3. Fictions: Records and Law Courts were valuable in helping the people adapt to law-making but like Fictions, they were slow and imperfect. Though slowly, Fictions work because it is a well known fact that people will accept a change in the form of a fiction while they would resist it to the end if the fact is out in the open.

Finally there is the enactment of laws or legislation. When progress and development is rapid, the faster method of political representation is adopted. This method does not originate in primitive society but in the State need for money and its use of an assembly to raise the same. From the town assembly, a national assembly and the progress of commerce sprang Parliament all over Europe around the end of the 12th century but not entirely representative or homogenous for the nobility and the clergy.

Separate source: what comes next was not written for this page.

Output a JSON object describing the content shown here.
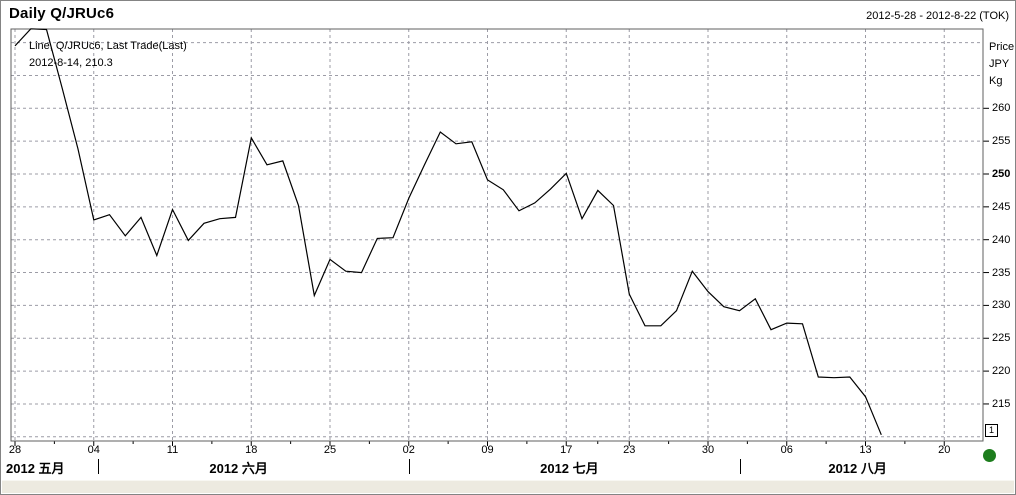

The clergy had amassed a fortune in land, about one-fifth of all Christendom but at the time, in the 12th and 13th centuries, the Church was following a policy of isolation; they adopted the rule of celibacy and cut themselves from domestic life; they refused to plead in a secular court; they refused to pay taxes to the State on the grounds that they had already paid it to the Pope. Since the main object of the king in holding a national assembly was to collect money, the Church could not be left out and so they came to Parliament. The Church did not like it but in most cases they had to come.

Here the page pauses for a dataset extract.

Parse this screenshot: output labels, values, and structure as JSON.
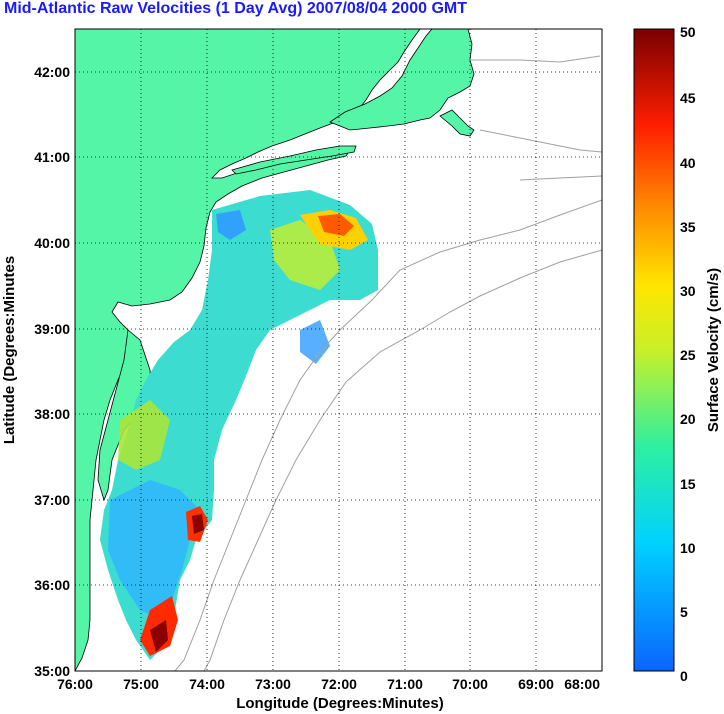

The medieval Parliament was complete when it represented all the states in the realm: nobles, clergy, peasants and craftsmen but it was not a popular institution mainly because it meant taxation. Only by the strongest pressure of the Crown were Parliaments maintained during the first century of their existence and the best proof of this assertion lies in the fact that in those countries where the Crown was weak, Parliament ceased to exist. The notion that Parliaments were the result of a democratic movement cannot be supported by historical facts. Originally, the representative side of Parliament was solely concerned with money; representation in Parliament was a liability rather than a privilege. It is not uncommon that an institution created for one purpose begins to serve another. People who were asked to contribute with large sums of money began to petition. Pretty soon, sessions in Parliament would turn into bargaining tables, the king granting petitions in exchange for money. However, there were two kinds of petitions, one private and the other public and it was from this last that laws were adopted or legislation originated. The king as head of State could give orders to preserve territorial integrity but not until these royal enactments were combined with public petition that successful legislation ever took place. Even to the present day, this has always been the basis of all successful legislation: public custom is adopted and enforced by the State.

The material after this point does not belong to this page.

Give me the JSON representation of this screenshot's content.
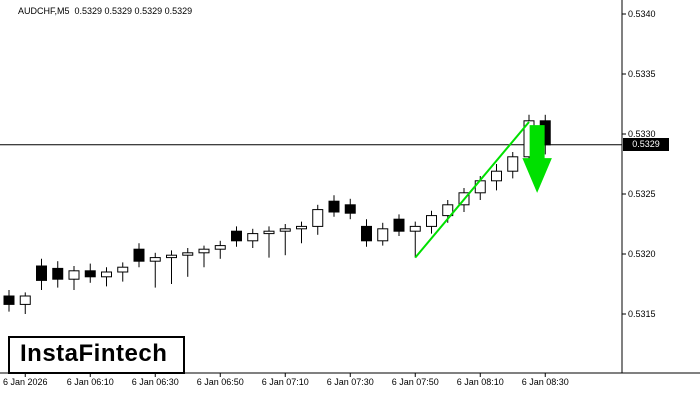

In the early days of political representation, the majority did not necessarily carry the day and there was very little need for contested elections but by the beginning of the 15th century, a seat in Parliament was something to be cherished. Historically speaking, the dogma of the equality of man is the result of the adoption of the purely practical machinery of the majority but the adoption of the majority principle is also responsible for another institution of modern times: the party system. The party system is an elaborate piece of machinery that pits at least two political candidates against each other for the vote of an electorate; its advantage being equal representation interesting a large number of people in politics; it provides effective criticism of the government in power and it affords an outlet for the ambition of a large number of wealthy and educated people guaranteeing a consistent policy in government.

These three institutions: political representation, majority rule and the party system are the basic components of modern political machinery; they are applicable to both central and local governments and are becoming by their adaptability ends in themselves rather than a machinery to achieve some purpose.